When Duke alum Mark Younger visited the Duke Smart Home for its 10th anniversary celebration in April, he expected to see current and former student residents and a few faculty members.
But when the party also included people from the Faber Street neighborhood, kids from youth programs, and members of the Durham community, he knew his idea from more than a decade ago had grown into something bigger than he ever pictured.
“It was great to see how it’s evolved in ways I could have never predicted,” said Younger, a 2003 Duke graduate who works in business development for Apple. “To see that it is, in fact, still relevant to students, to the community and what it cares about, is really encouraging.”
In the 10 years since the first batch of 10 students took up residence in the Home Depot Smart Home’s five dorm rooms, the facility and the program that surrounds it have lived up – and spread beyond – the vision of its founders.
Conceived as a living laboratory for students’ technology ideas, the house at 1402 Faber St. has grown into a hub of sustainability and innovation for both Duke students and the Durham community.
“It’s a cool thing,” said Younger, who stayed at Duke after he graduated to serve as the home’s first director. “These were angles we were thinking about trying to launch back then, creating these kinds of connections between Duke and Durham. They’re being realized now.”
The idea for the home began as an independent study topic Younger pursued while a student in the Pratt School of Engineering. Part showpiece, part living space, he envisioned as a place where current technological and sustainability advances could be exhibited while helping students dream up the next round of breakthroughs.
After nurturing the idea with former Pratt School of Engineering Dean Kristina Johnson, it quickly picked up steam. Younger’s concept got the blessing of then-Duke President Richard H. Brodhead, received funding and material support from donors and companies, and found a piece of Duke property near campus where it could become a reality.
When it opened in the 2007-08 school year, the LEED Platinum 6,000-square foot Home Depot Smart Home was filled with cutting edge technology and sustainability features such as solar panels, a state-of-the-art media room and two labs.

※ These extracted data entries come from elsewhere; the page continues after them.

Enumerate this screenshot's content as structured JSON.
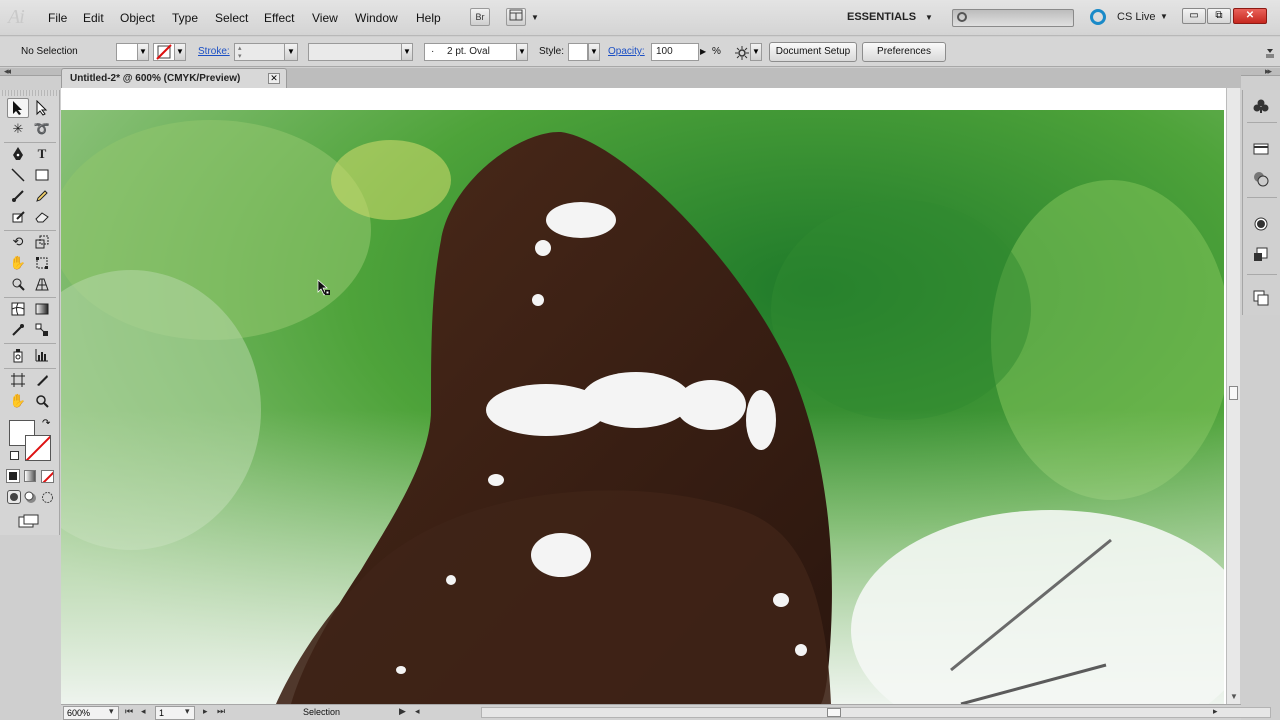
{
  "app": {
    "logo": "Ai"
  },
  "menu": [
    "File",
    "Edit",
    "Object",
    "Type",
    "Select",
    "Effect",
    "View",
    "Window",
    "Help"
  ],
  "menubar_right": {
    "bridge_label": "Br",
    "workspace": "ESSENTIALS",
    "search_placeholder": "",
    "cslive": "CS Live",
    "window_buttons": {
      "minimize": "▭",
      "restore": "⧉",
      "close": "✕"
    }
  },
  "controlbar": {
    "selection": "No Selection",
    "stroke_label": "Stroke:",
    "stroke_weight": "",
    "brush": "2 pt. Oval",
    "brush_prefix": "·",
    "style_label": "Style:",
    "opacity_label": "Opacity:",
    "opacity_value": "100",
    "opacity_unit": "%",
    "document_setup": "Document Setup",
    "preferences": "Preferences"
  },
  "document": {
    "tab_title": "Untitled-2* @ 600% (CMYK/Preview)",
    "tab_close": "✕"
  },
  "statusbar": {
    "zoom": "600%",
    "artboard": "1",
    "status_text": "Selection",
    "nav_first": "⏮",
    "nav_prev": "◂",
    "nav_next": "▸",
    "nav_last": "⏭"
  },
  "colors": {
    "accent_link": "#1b4fc4",
    "close_button": "#c6281f",
    "cslive_ring": "#1a8ac8",
    "artwork_wing": "#3a2015",
    "artwork_bg": "#4a9a3a"
  }
}
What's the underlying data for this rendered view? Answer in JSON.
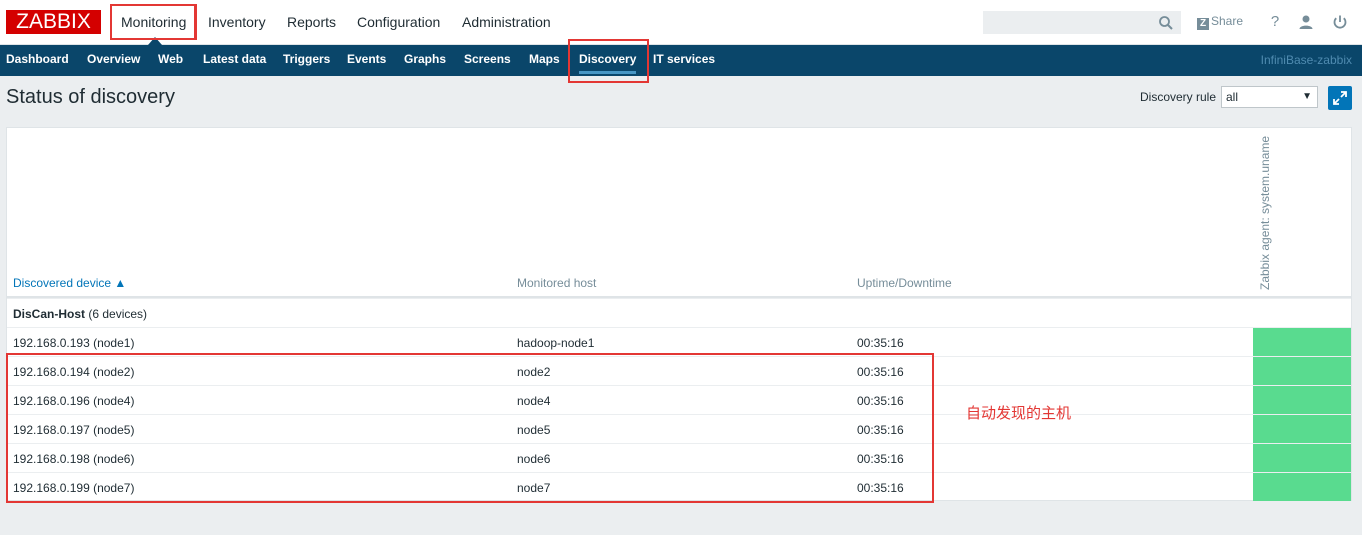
{
  "app": {
    "logo": "ZABBIX"
  },
  "main_menu": [
    {
      "label": "Monitoring"
    },
    {
      "label": "Inventory"
    },
    {
      "label": "Reports"
    },
    {
      "label": "Configuration"
    },
    {
      "label": "Administration"
    }
  ],
  "topbar": {
    "share_label": "Share",
    "share_badge": "Z",
    "help_label": "?"
  },
  "sub_menu": [
    {
      "label": "Dashboard"
    },
    {
      "label": "Overview"
    },
    {
      "label": "Web"
    },
    {
      "label": "Latest data"
    },
    {
      "label": "Triggers"
    },
    {
      "label": "Events"
    },
    {
      "label": "Graphs"
    },
    {
      "label": "Screens"
    },
    {
      "label": "Maps"
    },
    {
      "label": "Discovery"
    },
    {
      "label": "IT services"
    }
  ],
  "server_name": "InfiniBase-zabbix",
  "page": {
    "title": "Status of discovery",
    "filter_label": "Discovery rule",
    "filter_value": "all",
    "select_arrow": "▼"
  },
  "table": {
    "headers": {
      "device": "Discovered device ▲",
      "host": "Monitored host",
      "uptime": "Uptime/Downtime",
      "check": "Zabbix agent: system.uname"
    },
    "group": {
      "name": "DisCan-Host",
      "count": "(6 devices)"
    },
    "rows": [
      {
        "device": "192.168.0.193 (node1)",
        "host": "hadoop-node1",
        "uptime": "00:35:16"
      },
      {
        "device": "192.168.0.194 (node2)",
        "host": "node2",
        "uptime": "00:35:16"
      },
      {
        "device": "192.168.0.196 (node4)",
        "host": "node4",
        "uptime": "00:35:16"
      },
      {
        "device": "192.168.0.197 (node5)",
        "host": "node5",
        "uptime": "00:35:16"
      },
      {
        "device": "192.168.0.198 (node6)",
        "host": "node6",
        "uptime": "00:35:16"
      },
      {
        "device": "192.168.0.199 (node7)",
        "host": "node7",
        "uptime": "00:35:16"
      }
    ]
  },
  "annotation": "自动发现的主机",
  "colors": {
    "status_up": "#59db8f",
    "highlight": "#e33734",
    "nav": "#0a466a",
    "brand": "#d40000"
  }
}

“It’s really a house of surprises,” said Duke senior and former resident Emilia Chojkiewicz. “When I first toured it, I loved it.”
Not every original attention-grabbing features aged well. Some of the built-in technological features – such as an LCD screen on the refrigerator – haven’t proven as useful as once envisioned. Likewise, things such as the green roof and sophisticated home automation system ended up being more attractive in theory than in practice.
But other parts of the house design, such as its Energy Recovery Ventilator – which cuts down on heating energy use by warming air entering the HVAC system with exhaust – and the system that collects and filters rainwater for use in laundry and toilets, ended up being ahead of their time.
“It has quite an interesting mix of high-tech and low-tech things,” said John Board, associate professor of Electrical and Computer Engineering and one of the home’s faculty advisors. “Some features wouldn’t make sense for residential construction, but others would.”
Still, the home’s impact has extended well beyond the technology within its walls.
The Duke Smart Home Club, which is open to all students, offers grants, resources and guidance for design projects. From efficient and inexpensive shelters for refugee camps to wearable sensors to help monitor the strides of runners, the program has become an incubator for students’ worthy ideas.
And as sustainability has become a more prominent Duke value during the past decade, the house is a rallying point as residents often become active in environmental causes on campus and in the community.
During the academic year, tours of the home’s green features draw interest from people inside and outside of Duke. The home shares its property with the Duke Community Garden, which allows students, faculty and staff to gain hands-on experience with environmentally-friendly growing methods.
“I think it really says a lot about how a diverse group of people with a common vision can take something and make it grow,” said Jim Gaston, Pratt School of Engineering’s assistant dean for Advising & Undergraduate Research. He’s been the program director for the home since 2008. “No one, not even Mark (Younger) or myself can really predict how it’s going to turn out. That’s really the fun of it, giving these smart, exceptional students the resources they need to take their ideas and make something happen.”